魔法少女リリカルなのは Conviction 作:のんべんだらり
【な、な、なっ……!】
海鳴市の海上。
二人の魔法少女が対決しようとしている傍らで、一人の少年が手を振っていた。
【なんでユンフがそこにいるんだぁーーー!?】
「えぇ!?ユンフさん!?」
予想外の再会はクロノだけではなく、叫び声を聞いたなのはもそちらへと振り返る。
くせっ毛を潮風に靡かせながら、フェイトといるのは街で出会ったユンフその人で。
「クロノもなのはも元気だねー。それじゃ僕はそろそろ退散するよ、頑張ってねフェイト」
「……うん」
ほのぼのとしている当人は、邪魔にならないようにと陸地へと降り立った。
同じくなのはを見守る側のフェレット――ユーノは、新しい魔導師の出現に警戒を強める。
だが、それをアルフが制した。
「やぁ、アルフ!三日ぶり」
「アンタ、あたしがいない間にフェイトになにもしてないだろうね」
「なにもしてないよ。
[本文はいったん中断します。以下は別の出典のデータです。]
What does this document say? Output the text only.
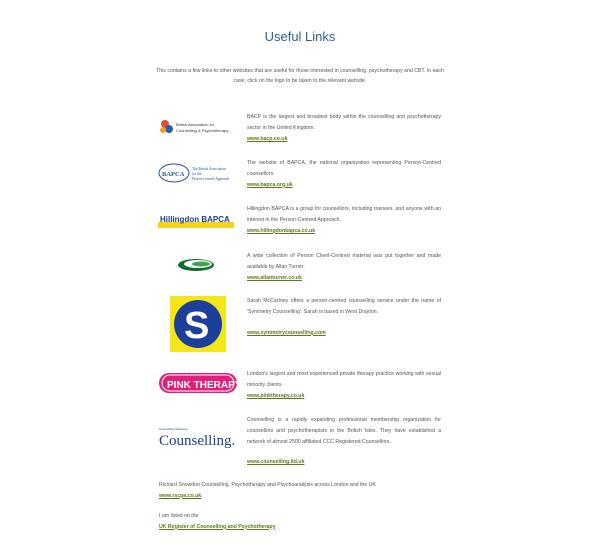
Useful Links
This contains a few links to other websites that are useful for those interested in counselling, psychotherapy and CBT. In each case, click on the logo to be taken to the relevant website.
British Association for
Counselling & Psychotherapy
BACP is the largest and broadest body within the counselling and psychotherapy sector in the United Kingdom.
www.bacp.co.uk
BAPCA
The British Association
for the
Person-Centred Approach
The website of BAPCA, the national organization representing Person-Centred counsellors.
www.bapca.org.uk
Hillingdon BAPCA
Hillingdon BAPCA is a group for counsellors, including trainees, and anyone with an interest in the Person-Centred Approach.
www.hillingdonbapca.co.uk
A wide collection of Person Client-Centred material was put together and made available by Allan Turner.
www.allanturner.co.uk
S
Sarah McCartney offers a person-centred counselling service under the name of 'Symmetry Counselling'. Sarah is based in West Drayton.
www.symmetrycounselling.com
PINK THERAPY
London's largest and most experienced private therapy practice working with sexual minority clients.
www.pinktherapy.co.uk
Counselling Directory
Counselling.
Counselling is a rapidly expanding professional membership organization for counsellors and psychotherapists in the British Isles. They have established a network of almost 2500 affiliated CCC Registered Counsellors.
www.counselling.ltd.uk
Richard Snowdon Counselling, Psychotherapy and Psychoanalysis across London and the UK
www.rscpa.co.uk
I am listed on the
UK Register of Counselling and Psychotherapy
正体明かしたくらい」
「……そうかぃ」
フェイトと一緒に出てきたときにもしやと思ったが、アルフが人間の言葉を喋っても驚かないことで確信した。
置いてきぼりのユーノは一人押し黙ってしまったアルフと初対面のユンフの間で視線を行ったり来たりさせる。
「あの、それであなたは一体?」
「ユンフ・アルフィード。たぶん、管理局の魔導師」
「もしかしてクロノが話してた、気まぐれ幼馴染みって……」
「…間違いなく、コイツのことだろうね」
アルフとユーノの会話が掴めず、ユンフは首を傾げる。
上空では、なのはとフェイトの全力全開勝負は繰り広げられているというのに、ここには緊張感は全くなかった。
【おい】
それぞれのパートナーに意識を向けたユーノとアルフの傍らで、ぼんやりと戦闘を眺めていたユンフの頭に声が響いた。
【なに、クロノ。まだ怒ってるの?】
【そうじゃない。…この戦闘の後のことだ。気付いているんだろう?】
【…見張られてる感じは、それとなく】
視線はそのままに、不自然にならないようにアグーバを手に取る。
なのはとフェイトの大きすぎる魔力に隠れるようにして、鋭い刃のような。
【おそらく決着が着いた瞬間に手を出してくるはずだ】
【それで僕に何をしろと?】
【エイミィが出元を解析するから、キミには魔力をできるだけ明確に維持させてほしい】
つまりは、時間稼ぎだ。
現場にいる魔導師でなければ難しく、ユンフは適任といえる。
幸いとアルフもユーノも夢中で、ユンフの言動に構っている余裕はないようだ。
【…三十秒が限度だね】
【充分だ】
【ユンフくん、よろしくね】
手の中のデバイスを握りしめ、ユンフはふっと魔法が行き交う空に頷いた。
モニターしているだろうクロノとエイミィにはバッチリ見えたはずだ。
「というわけで。アグーバ、準備は?」
〈いつでも〉
「それじゃ、いこうか」
気配と共にユンフはかき消えた。
◆◆◆
「くっ!」
全力全開のスターライトブレイカーを防ごうとするフェイトに焦りが浮かぶ。
(あの子だって防いだんだ。ここで私が逃げちゃ、ダメ)
自身を奮い立たせるが、桃色の魔力の塊は膨大な威力でフェイトに襲い掛かる。
穿つように通り過ぎたあとに残ったのは、バリアジャケットを失ったフェイトだった。
そのまま、重力に引かれ海へと落ちていく。
「フェイトちゃん!」
一直線に海へと潜り、なのはがフェイトの腕を取って空へと翔る。
「私の勝ち、だね」
「……うん」
勝負は勝負だ。
フェイトはバルディッシュから集めた10個のジュエルシードを出した。
微笑みあって、その手に託そうとしたそのとき――
「――っ、きゃああああああ!!」
紫の雷がフェイトに突き刺さった。
暗雲の中を、ジュエルシードが引き寄せられるように消えていく。
「フェイトちゃん!!」
「フェイト!!」
吹き飛ばされたなのはより早く、見守っていたアルフより早く、その身体を支えた人物がいた。
「……ユンフ、さん…」
「ん、気を失ってるだけだよ」
冷えた身体にコートをかけて、なのはとユンフが着陸すると、アルフが駆け寄ってきた。
人型となったアルフにフェイトを任せ、ユンフは地平線を見据える。
後味の悪さに閉口していたなのはの肩にユーノが飛び乗り、その横顔を覗きこんだ。
【……ひとまず、全員アースラに来てくれ】
たった一言、クロノから伝えられた言葉に従うしかなかった。